Los eruditos han discutido incansablemente sobre el estatuto -jurídico o teológico- de esta ley. La obsesión de Kafka por el derecho, sus simpatías por el anarquismo y su condición de judío, forzaron las más sutiles interpretaciones. Para comenzar: ¿estar posicionado “ante” la ley significa también existir “antes” que ella y por tanto a su espera? ¿En ese caso el campesino sería la figura de un pueblo anterior a la ley, y el guardián -situado también en una cierta anterioridad- una fuerza pura, no revestida de legitimidad alguna? Esta parece ser la posición de Giorgio Agamben: la ley sería ella misma aquello que incluye excluyendo, de modo tal que la situación en la que se enfrentan el sujeto popular a la espera y la fuerza del orden no serían sino un efecto estructural del orden jurídico. Según esta interpretación, Kafka habría sido un observador temprano del “estado de excepción”, figura del derecho que exhibe la distancia irreductible entre el texto de la ley y las circunstancias de su aplicación. El estado de excepción es la suspensión momentánea del orden jurídico a partir de una decisión soberana que actúa en su nombre. En la interpretación agambeneana del relato de Kafka, es sólo sobre el final, cuando la puerta de ley se cierra, que se vuelve posible una vida popular que ya no permanece a la espera.

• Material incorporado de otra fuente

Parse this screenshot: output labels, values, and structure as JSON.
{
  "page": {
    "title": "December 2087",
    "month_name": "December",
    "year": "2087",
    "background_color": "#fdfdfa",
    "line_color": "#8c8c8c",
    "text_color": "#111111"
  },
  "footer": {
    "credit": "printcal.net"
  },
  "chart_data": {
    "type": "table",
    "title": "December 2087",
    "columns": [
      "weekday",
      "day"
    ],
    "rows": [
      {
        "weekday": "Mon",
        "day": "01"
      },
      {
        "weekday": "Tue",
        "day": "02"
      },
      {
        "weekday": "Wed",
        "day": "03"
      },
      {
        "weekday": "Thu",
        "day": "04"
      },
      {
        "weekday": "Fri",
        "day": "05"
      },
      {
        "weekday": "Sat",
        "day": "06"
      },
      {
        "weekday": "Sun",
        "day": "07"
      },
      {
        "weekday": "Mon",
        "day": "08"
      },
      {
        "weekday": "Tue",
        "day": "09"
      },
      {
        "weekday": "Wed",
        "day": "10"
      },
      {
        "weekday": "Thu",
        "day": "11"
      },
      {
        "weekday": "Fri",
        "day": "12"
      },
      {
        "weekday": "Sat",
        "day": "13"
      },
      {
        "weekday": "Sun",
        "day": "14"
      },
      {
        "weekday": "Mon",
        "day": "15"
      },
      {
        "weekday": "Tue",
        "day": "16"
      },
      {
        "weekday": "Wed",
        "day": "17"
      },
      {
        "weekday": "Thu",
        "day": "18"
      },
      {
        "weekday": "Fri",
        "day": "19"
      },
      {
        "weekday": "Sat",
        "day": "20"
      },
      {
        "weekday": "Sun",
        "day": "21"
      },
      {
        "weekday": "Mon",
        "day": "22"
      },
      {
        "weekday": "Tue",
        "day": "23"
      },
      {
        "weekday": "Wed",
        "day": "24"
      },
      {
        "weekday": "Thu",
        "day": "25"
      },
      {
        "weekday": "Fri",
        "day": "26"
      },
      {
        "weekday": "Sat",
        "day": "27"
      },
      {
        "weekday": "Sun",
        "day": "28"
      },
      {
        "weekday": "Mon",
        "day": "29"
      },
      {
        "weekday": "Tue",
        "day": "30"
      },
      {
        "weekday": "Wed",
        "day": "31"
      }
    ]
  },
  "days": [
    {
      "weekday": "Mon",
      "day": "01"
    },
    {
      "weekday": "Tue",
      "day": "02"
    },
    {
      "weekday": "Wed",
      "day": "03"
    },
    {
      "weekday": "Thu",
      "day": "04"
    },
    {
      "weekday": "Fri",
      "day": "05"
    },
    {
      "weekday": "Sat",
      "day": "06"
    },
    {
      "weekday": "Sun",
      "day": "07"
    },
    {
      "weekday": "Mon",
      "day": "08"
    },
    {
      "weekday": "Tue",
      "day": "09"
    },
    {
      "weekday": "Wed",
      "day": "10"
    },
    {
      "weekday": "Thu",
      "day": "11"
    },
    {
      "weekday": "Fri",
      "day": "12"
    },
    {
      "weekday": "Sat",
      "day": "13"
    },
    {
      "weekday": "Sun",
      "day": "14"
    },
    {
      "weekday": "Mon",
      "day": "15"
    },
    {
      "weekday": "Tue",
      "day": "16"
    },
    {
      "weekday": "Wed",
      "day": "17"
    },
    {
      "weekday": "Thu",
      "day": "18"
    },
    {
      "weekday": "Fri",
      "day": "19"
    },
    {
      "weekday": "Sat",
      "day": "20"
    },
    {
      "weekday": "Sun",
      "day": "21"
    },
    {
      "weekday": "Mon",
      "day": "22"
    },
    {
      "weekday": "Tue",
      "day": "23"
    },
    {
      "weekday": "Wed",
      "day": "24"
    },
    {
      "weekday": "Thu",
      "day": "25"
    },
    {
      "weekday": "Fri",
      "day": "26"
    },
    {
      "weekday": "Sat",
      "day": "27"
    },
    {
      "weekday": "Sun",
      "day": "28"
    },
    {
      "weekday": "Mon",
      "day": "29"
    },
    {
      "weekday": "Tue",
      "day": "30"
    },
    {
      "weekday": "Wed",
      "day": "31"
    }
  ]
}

Otra interpretación del relato se pregunta si no es la del campesino una posición privilegiada para percibir la complicidad entre fuerza y ley. Al comprender la tensión irresoluble entre fuerza y justificación, típica de la ley soberana, esta percepción alcanzaría la comprensión sobre el carácter intrínseco de la violencia respecto del derecho. Como lo vio con toda claridad Walter Benjamin, la violencia habita el orden jurídico (puesto que sin ella toda norma carecería de fuerza de aplicación) de un modo amenazante. Y la huelga general es el ejemplo más notorio: el derecho de huelga como autonomización de una violencia que por permanecer entretejida al orden legal puede atentar contra el orden jurídico desde dentro. De allí que Jacques Derrida pueda extraer la sugerente indicación según la cual la violencia que destruye derecho queda ella también situada ante la ley: toda revolución enfrenta el momento de creación ya no sólo de un nuevo derecho, sino también de un nuevo sistema de interpretación retroactiva que proporcionará sentido normativo a esa destrucción. En un bellísimo libro titulado ¿A quién le pertenece Kafka?, Judith Butler se ocupa de esta benjaminiana “violencia no-violenta”, cuya recusación se dirige no a todo el orden legal, sino solo a la parte cuya violencia se concentra en imponer un destino de oprimidos a los oprimidos.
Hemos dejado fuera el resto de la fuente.